Before becoming editor-in-chief of AndroidPIT together with Andreas in August 2012, Klaus worked as a tech editor for the news portal n-tv.de. His first smartphone was an HTC Legend, and he has been a huge Android fan ever since. Klaus has been living in Berlin for the past 20 years, though he still loves southern German cuisine and remains a faithful supporter of FC Bayern Munich.
When the Jelly Bean update for the Galaxy S3 was first released, many were missing some of the features offered on the Galaxy Note 2. Thankfully, Samsung soon upgraded the Galaxy Note to 4.1.2. At XDA Developers, you can find a pre-release version of the build, which I have installed and tested. I especially like the new multi-window function, a real asset for any Galaxy S3 user.

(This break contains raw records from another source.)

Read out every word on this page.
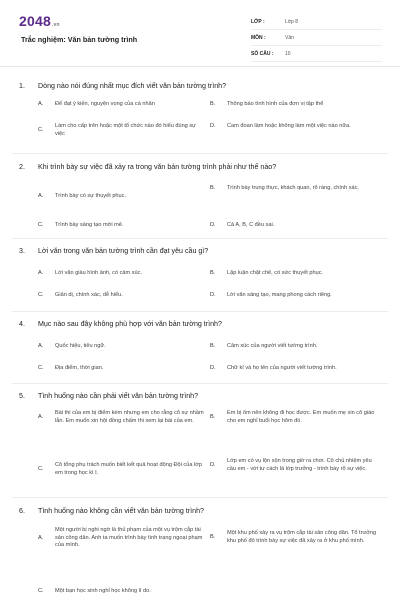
2048.vn
Trắc nghiệm: Văn bản tường trình
LỚP :	Lớp 8
MÔN :	Văn
SỐ CÂU :	10
1. Dòng nào nói đúng nhất mục đích viết văn bản tường trình?
A.	Để đạt ý kiến, nguyện vọng của cá nhân	B.	Thông báo tình hình của đơn vị tập thể
C.
Làm cho cấp trên hoặc một tổ chức nào đó hiểu đúng sự việc
D.	Cam đoan làm hoặc không làm một việc nào nữa.
2. Khi trình bày sự việc đã xảy ra trong văn bản tường trình phải như thế nào?
A.	Trình bày có sự thuyết phục.
B.	Trình bày trung thực, khách quan, rõ ràng, chính xác.
C.	Trình bày sáng tạo mới mẻ.	D.	Cả A, B, C đều sai.
3. Lời văn trong văn bản tường trình cần đạt yêu cầu gì?
A.	Lời văn giàu hình ảnh, có cảm xúc.	B.	Lập luận chặt chẽ, có sức thuyết phục.
C.	Giản dị, chính xác, dễ hiểu.	D.	Lời văn sáng tạo, mang phong cách riêng.
4. Mục nào sau đây không phù hợp với văn bản tường trình?
A.	Quốc hiệu, tiêu ngữ.	B.	Cảm xúc của người viết tường trình.
C.	Địa điểm, thời gian.	D.	Chữ kí và họ tên của người viết tường trình.
5. Tình huống nào cần phải viết văn bản tường trình?
A.
Bài thi của em bị điểm kém nhưng em cho rằng cô sự nhầm lẫn. Em muốn xin hội đồng chấm thi xem lại bài của em.
B.
Em bị ốm nên không đi học được. Em muốn mẹ xin cô giáo cho em nghỉ buổi học hôm đó.
C.
Cô tổng phụ trách muốn biết kết quả hoạt động Đội của lớp em trong học kì I.
D.
Lớp em có vụ lộn xộn trong giờ ra chơi. Cô chủ nhiệm yêu cầu em - với tư cách là lớp trưởng - trình bày rõ sự việc.
6. Tình huống nào không cần viết văn bản tường trình?
A.
Một người bị nghi ngờ là thủ phạm của một vụ trộm cắp tài sản công dân. Anh ta muốn trình bày tình trạng ngoại phạm của mình.
B.
Một khu phố xảy ra vụ trộm cắp tài sản công dân. Tổ trưởng khu phố đó trình bày sự việc đã xảy ra ở khu phố mình.
C.	Một bạn học sinh nghỉ học không lí do.
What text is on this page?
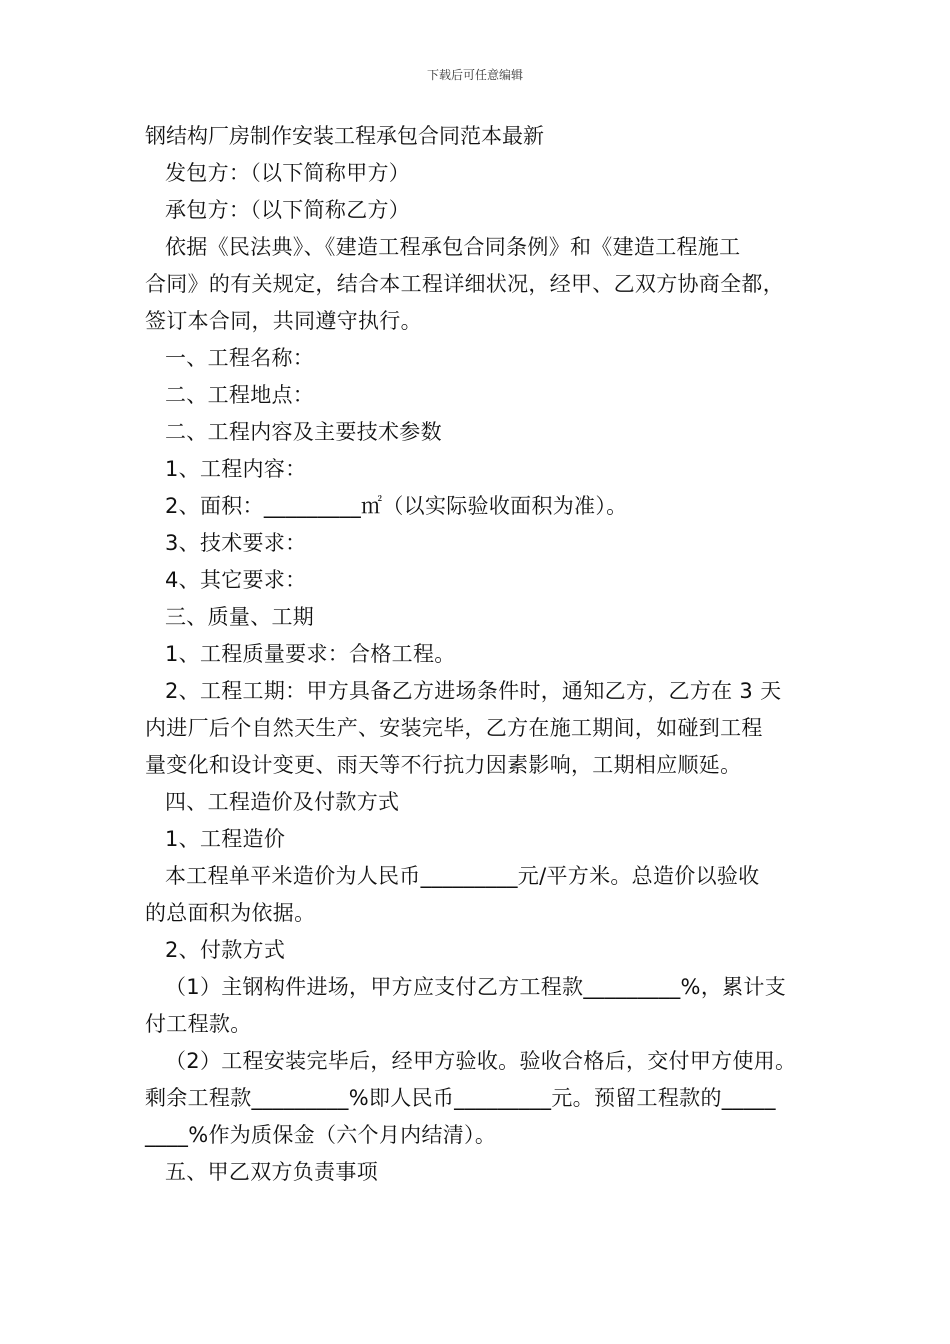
下载后可任意编辑
钢结构厂房制作安装工程承包合同范本最新
发包方：（以下简称甲方）
承包方：（以下简称乙方）
依据《民法典》、《建造工程承包合同条例》和《建造工程施工
合同》的有关规定，结合本工程详细状况，经甲、乙双方协商全都，
签订本合同，共同遵守执行。
一、工程名称：
二、工程地点：
二、工程内容及主要技术参数
1、工程内容：
2、面积：_________㎡（以实际验收面积为准）。
3、技术要求：
4、其它要求：
三、质量、工期
1、工程质量要求：合格工程。
2、工程工期：甲方具备乙方进场条件时，通知乙方，乙方在 3 天
内进厂后个自然天生产、安装完毕，乙方在施工期间，如碰到工程
量变化和设计变更、雨天等不行抗力因素影响，工期相应顺延。
四、工程造价及付款方式
1、工程造价
本工程单平米造价为人民币_________元/平方米。总造价以验收
的总面积为依据。
2、付款方式
（1）主钢构件进场，甲方应支付乙方工程款_________%，累计支
付工程款。
（2）工程安装完毕后，经甲方验收。验收合格后，交付甲方使用。
剩余工程款_________%即人民币_________元。预留工程款的_____
____%作为质保金（六个月内结清）。
五、甲乙双方负责事项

I downloaded the update via Sammobile and installed it on Friday night using Odin. So far, I haven't been able to find any bugs – amazing for an unofficial pre-release version of the software. Besides the multi-window feature, Android 4.1.2 brings the look and feel of the Galaxy Note 2's picture gallery to the Galaxy S3. The 3D animations here look damn good.
Another nifty new feature is called "Intelligent Rotation." This allows your front-facing camera to recognize when your phone is lying on its side and will not rotate the the screen from portrait to landscape (helpful for reading in bed). Also, the update includes the app "Paper Artist," which allows you to colorize photos or transform your favorite pics into artful sketches.
But the biggest star in this update is the multi-window function, which allows you to run two apps on your Galaxy S3 side-by-side. This works particularly well in landscape mode, where the 4.8-inch screen is large enough to fit two programs. The easiest way to begin multi-windowing is by pressing and holding the back button. Then, on the left edge of the screen pops a bar with all the apps that support this feature. These include essential applications like your browser, Google Maps and GMail.
Starting a second app divides your screen into two equal halves, but the sizes of the two windows are actually scalable. If you want, you can temporarily leave an app and the other – still opened – app will fill the whole screen again. Pressing the back button again restores the first set up.
As I've written, although this is a Beta version, it seems to be quite stable. Nevertheless, anyone who wants to flash it should be aware that it is not official firmware yet. If you don't know how to flash, you should wait for Sammy's official update.